A team led by Steven Raman, MD, of the David Geffen School of Medicine at the University of California, Los Angeles, found that the treatment -- dubbed MRI-guided transurethral ultrasound ablation (TULSA) and performed by interventional radiologists -- proved a viable alternative to surgery or radiation, showing a recovered continence rate of 92% at five-year follow-up.

"This image-guided therapy maximizes our ability to kill cancer cells while minimizing collateral damage to the prostate to achieve the ultimate trifecta in prostate cancer treatment: full local cancer control while maintaining urinary continence and potency," Raman said in a statement released by healthcare public relations firm Reis Group.

Traditional prostate cancer treatments such as radiation therapy or surgery carry risk of side effects such as urinary incontinence and erectile dysfunction, Raman and colleagues noted. The TULSA procedure consists of the insertion of a catheter-like device into the urethra through the prostate; once the catheter is in place, MRI guides the positioning of 10 therapeutic ultrasound elements into the prostate. Interventional radiologists then use MR thermometry to monitor targeted tissue while heating it to more than 55° and limiting heat to nerves surrounding the prostate at the same time, the investigators explained. TULSA can be performed as an outpatient or inpatient procedure under general or spinal anesthesia and takes two to three hours, the team explained.

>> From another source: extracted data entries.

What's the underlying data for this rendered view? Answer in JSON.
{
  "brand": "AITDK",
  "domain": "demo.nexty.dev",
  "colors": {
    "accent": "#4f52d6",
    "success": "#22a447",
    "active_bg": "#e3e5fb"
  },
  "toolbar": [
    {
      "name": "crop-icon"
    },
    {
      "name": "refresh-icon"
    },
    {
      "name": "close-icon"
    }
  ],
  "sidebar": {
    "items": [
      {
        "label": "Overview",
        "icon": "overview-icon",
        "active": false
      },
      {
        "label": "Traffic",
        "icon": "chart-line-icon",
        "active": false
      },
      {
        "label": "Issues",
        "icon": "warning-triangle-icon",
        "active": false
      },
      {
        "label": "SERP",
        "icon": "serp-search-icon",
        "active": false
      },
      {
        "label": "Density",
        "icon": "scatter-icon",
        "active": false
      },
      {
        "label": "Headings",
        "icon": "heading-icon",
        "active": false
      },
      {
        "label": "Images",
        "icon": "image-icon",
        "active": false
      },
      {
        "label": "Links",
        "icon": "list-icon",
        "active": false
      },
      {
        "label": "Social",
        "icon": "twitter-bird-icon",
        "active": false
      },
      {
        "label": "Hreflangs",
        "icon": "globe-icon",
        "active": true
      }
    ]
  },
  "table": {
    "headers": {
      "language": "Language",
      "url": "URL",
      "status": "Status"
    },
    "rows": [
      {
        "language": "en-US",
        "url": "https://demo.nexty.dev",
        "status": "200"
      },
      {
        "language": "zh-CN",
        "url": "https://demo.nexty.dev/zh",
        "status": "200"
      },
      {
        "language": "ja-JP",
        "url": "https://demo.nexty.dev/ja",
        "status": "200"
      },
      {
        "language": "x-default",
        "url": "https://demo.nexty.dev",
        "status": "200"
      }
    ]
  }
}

In a study that included 115 men enrolled across 13 sites in five countries, all of whom underwent the TULSA procedure, Raman's group found the following:

  • Cancer was undetectable on follow-up biopsy by 76% at one year after TULSA with a decrease in median prostate volume by 92% within one year and a decrease in prostate-specific antigen (PSA) from 6.3 ng/ml to 0.63 ng/ml at five years.
  • TULSA had a good side-effect profile when compared to surgery or radiation and thermal therapy (the latter being ultrasound-guided high-intensity focused ultrasound [HIFU], or cryotherapy) demonstrating a recovered continence rate of 92% and a preserved erectile function rate of 87% at five-year follow-up.
  • Of the study cohort, 25 patients went on to undergo conventional treatment with surgery or radiation because of residual or new tumors, from which the researchers learned that failure of the TULSA procedure was related to calcifications between the urethra and the targeted prostate cancer, prompting "better monitoring of prostate swelling, targeting and misalignment [for] improved detection and management of these preventable errors during the procedure," the group wrote.

"Five-year follow-up demonstrates durable oncologic control, safety, and functional preservation after a single whole-gland TULSA procedure," Raman and colleagues concluded, noting that a randomized controlled trial comparing TULSA with radical prostatectomy is underway.